Caller: “No, I’ll tell you what, sir. I have a smartphone, a really, really smart phone.”

Me: “Okay.”

Caller: “My phone shows me exactly where you are located and I’m going to come down to your office, beat the s*** out of you, and shoot up your office if you don’t activate this insurance now.”

(We take threats very seriously and are told to report them to security and remain on the line with callers.)

Me: “Okay, sir. Unfortunately, there is no way for you to know if we are in New York, Texas, or Saudi Arabia. But what I do know is that I have your name, phone number, date of birth, Social Security number, and your address. That’s all the information I need to file a police report; in this instance, you are threatening a government facility and I’m required to do so. However, because of your situation, I’m going to give you a choice. Number one: you can apologize, let me finish my sentence, and I’ll pretend I didn’t hear that, or number two: I’ll disconnect and file that police report.”

(The client is now dead silent.)

Client: *stuttering* “I’m sorry.
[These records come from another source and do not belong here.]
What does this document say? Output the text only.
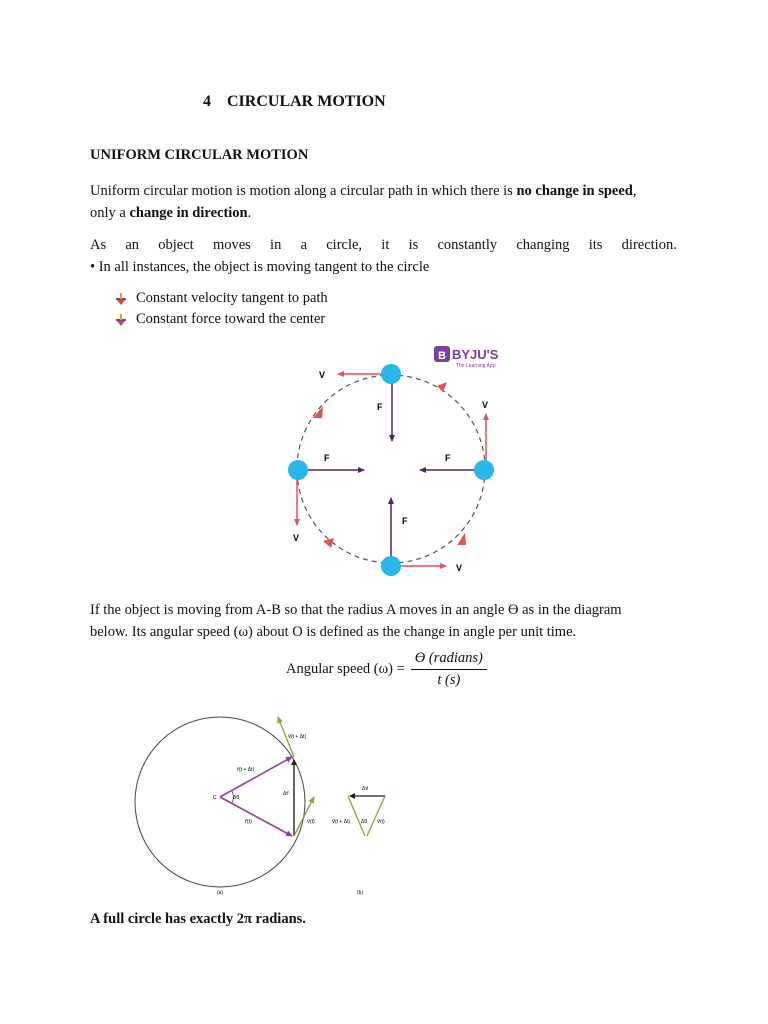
4 CIRCULAR MOTION
UNIFORM CIRCULAR MOTION
Uniform circular motion is motion along a circular path in which there is no change in speed,
only a change in direction.
As an object moves in a circle, it is constantly changing its direction.
• In all instances, the object is moving tangent to the circle
Constant velocity tangent to path
Constant force toward the center
V
V
V
V
F
F
F
F
B BYJU'S
The Learning App
If the object is moving from A-B so that the radius A moves in an angle ϴ as in the diagram
below. Its angular speed (ω) about O is defined as the change in angle per unit time.
Angular speed $(\omega) = \frac{\text{ϴ (radians)}}{t (s)}$
C	Δθ
v⃗(t + Δt)
r⃗(t + Δt)
Δr⃗
r⃗(t)	v⃗(t)
Δv⃗
v⃗(t + Δt) Δθ v⃗(t)
(a)	(b)
A full circle has exactly 2π radians.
I’m just really nervous with my daughter.”

Me: “I understand that — I would be, too — but please think before threatening a government facility in the future. I was going to tell you that while the due date is for tomorrow, I’ve gone ahead and provided you with a fifteen-day extension of the due date and you can call back in eight days to ask for an additional one. Do you have any other questions for me?”

(We wrapped up the call and I never got talked to about it, even though the majority of our calls are monitored by quality assurance.)